Channels ▼
RSS

Parallel

Parallel In-Place Merge


In-place hybrid merge implementation is over 1.5x faster than the pure merge, for large arrays. Interestingly, the hybrid approach for in-place merge yields less gain in performance than it did for not-in-place algorithm, where over 8.5x gain was obtained for large arrays, bringing the performance of the divide-and-conquer algorithm to nearly that of the “simple merge” (see Parallel Merge page 2, table 3). One possible reason is that in-place merge algorithm performs more memory accesses, in the block swap, becoming memory bandwidth bound instead of computationally bound. This effect is visible in Graph 2, where the performance on the hybrid algorithm starts out equal to STL inplace_merge and drifts toward in-place merge pure as the array size increases.

Graph 2

The order of the sequential divide-and-conquer in-place merge algorithm is O(nlgn), where the divide-and-conquer portion produces a tree with O(lgn) levels, with each level processing O(n) elements. The order of not-in-place merge is O(n).

Parallel

A simple, but only partially parallel algorithm falls out naturally from the implementation in Listing Two.

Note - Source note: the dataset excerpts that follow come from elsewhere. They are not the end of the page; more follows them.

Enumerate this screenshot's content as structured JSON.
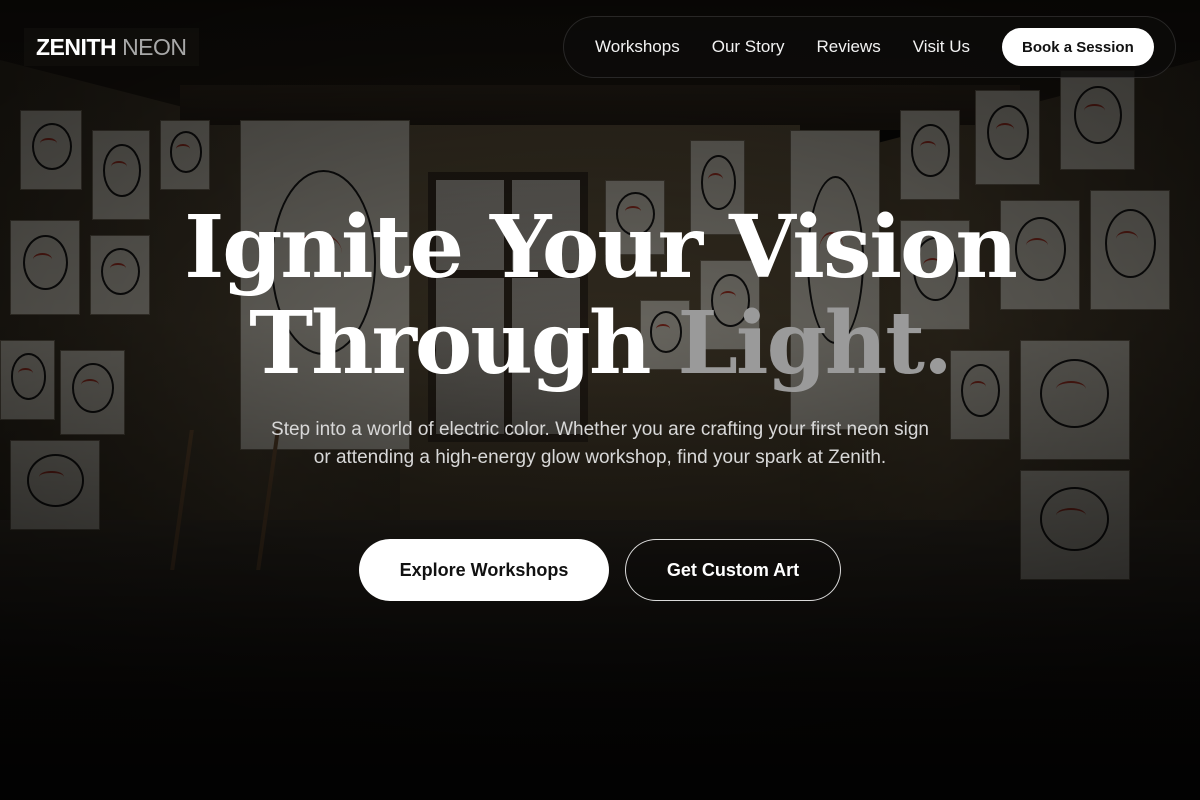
{
  "brand": {
    "name_primary": "ZENITH",
    "name_secondary": "NEON"
  },
  "nav": {
    "links": [
      "Workshops",
      "Our Story",
      "Reviews",
      "Visit Us"
    ],
    "cta_label": "Book a Session"
  },
  "hero": {
    "title_line1": "Ignite Your Vision",
    "title_line2_main": "Through",
    "title_line2_accent": "Light.",
    "subtitle": "Step into a world of electric color. Whether you are crafting your first neon sign or attending a high-energy glow workshop, find your spark at Zenith.",
    "primary_button": "Explore Workshops",
    "secondary_button": "Get Custom Art",
    "background_image": "art-studio-photo"
  },
  "colors": {
    "accent_text": "#9a9a9a",
    "button_bg": "#ffffff",
    "nav_bg": "#0c0b0a"
  }
}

This implementation is shown in Listing Three, where the two recursive calls have been parallelized using the parallel_invoke() of Intel TBB or Microsoft PPL. However, block swap has not yet been parallelized.

template< class _Type >
inline void p_merge_in_place_2( _Type* t, int l, int m, int r )
{
	int length1 = m - l + 1;
	int length2 = r - m;
	if ( length1 >= length2 )
	{
		if ( length2 <= 0 )	return;
		if (( length1 + length2 ) <= 1024 )	{ std::inplace_merge( t + l, t + m + 1, t + r + 1 );  return; }
		int q1 = ( l + m ) / 2;								// q1 is mid-point of the larger segment
		int q2 = my_binary_search( t[ q1 ], t, m + 1, r );	// q2 is q1 partitioning element within the smaller sub-array (and q2 itself is part of the sub-array that does not move)
		int q3 = q1 + ( q2 - m - 1 );
		block_exchange_mirror( t, q1, m, q2 - 1 );
        //tbb::parallel_invoke(
		Concurrency::parallel_invoke(
			[&] { p_merge_in_place_2( t, l,      q1 - 1, q3 - 1 ); },	// note that q3 is now in its final place and no longer participates in further processing
			[&] { p_merge_in_place_2( t, q3 + 1, q2 - 1, r      ); }
		);
	}
	else {
		if ( length1 <= 0 )	return;
		if (( length1 + length2 ) <= 1024 )	{ std::inplace_merge( t + l, t + m + 1, t + r + 1 );  return; }
		int q1 = ( m + 1 + r ) / 2;							// q1 is mid-point of the larger segment
		int q2 = my_binary_search( t[ q1 ], t, l, m );		// q2 is q1 partitioning element within the smaller sub-array (and q2 itself is part of the sub-array that does not move)
		int q3 = q2 + ( q1 - m - 1 );
		block_exchange_mirror( t, q2, m, q1 );
        //tbb::parallel_invoke(
		Concurrency::parallel_invoke(
			[&] { p_merge_in_place_2( t, l,      q2 - 1, q3 - 1 ); },	// note that q3 is now in its final place and no longer participates in further processing
			[&] { p_merge_in_place_2( t, q3 + 1, q1,     r      ); }
		);
	}
}

Listing Three

Table 3 and Graph 3 summarize performance of this partially parallel implementation.

Time per Run

Number of items

50

500

5000

50000

500000

5.0E+06

5.0E+07

5.0E+08

STL inplace_merge

1.9E-06

6.6E-06

5.8E-05

9.1E-04

6.8E-03

8.2E-02

8.1E-01

8.8E+00

In-Place Merge hybrid

2.8E-06

7.0E-06

8.1E-05

9.9E-04

1.3E-02

1.6E-01

1.8E+00

1.9E+01

In-Place Merge hybrid parallel

2.5E-06

6.9E-06

9.6E-05

5.7E-04

4.3E-03

6.0E-02

6.4E-01

8.0E+00

In-Place hybrid /
In-Place parallel

1.1

1.0

0.8

1.7

2.9

2.6

2.8

2.4

STL inplace_merge /
In-Place parallel

0.7

1.0

0.6

1.6

1.6

1.4

1.3

1.1

Table 3 Performance of a partially parallel implementation.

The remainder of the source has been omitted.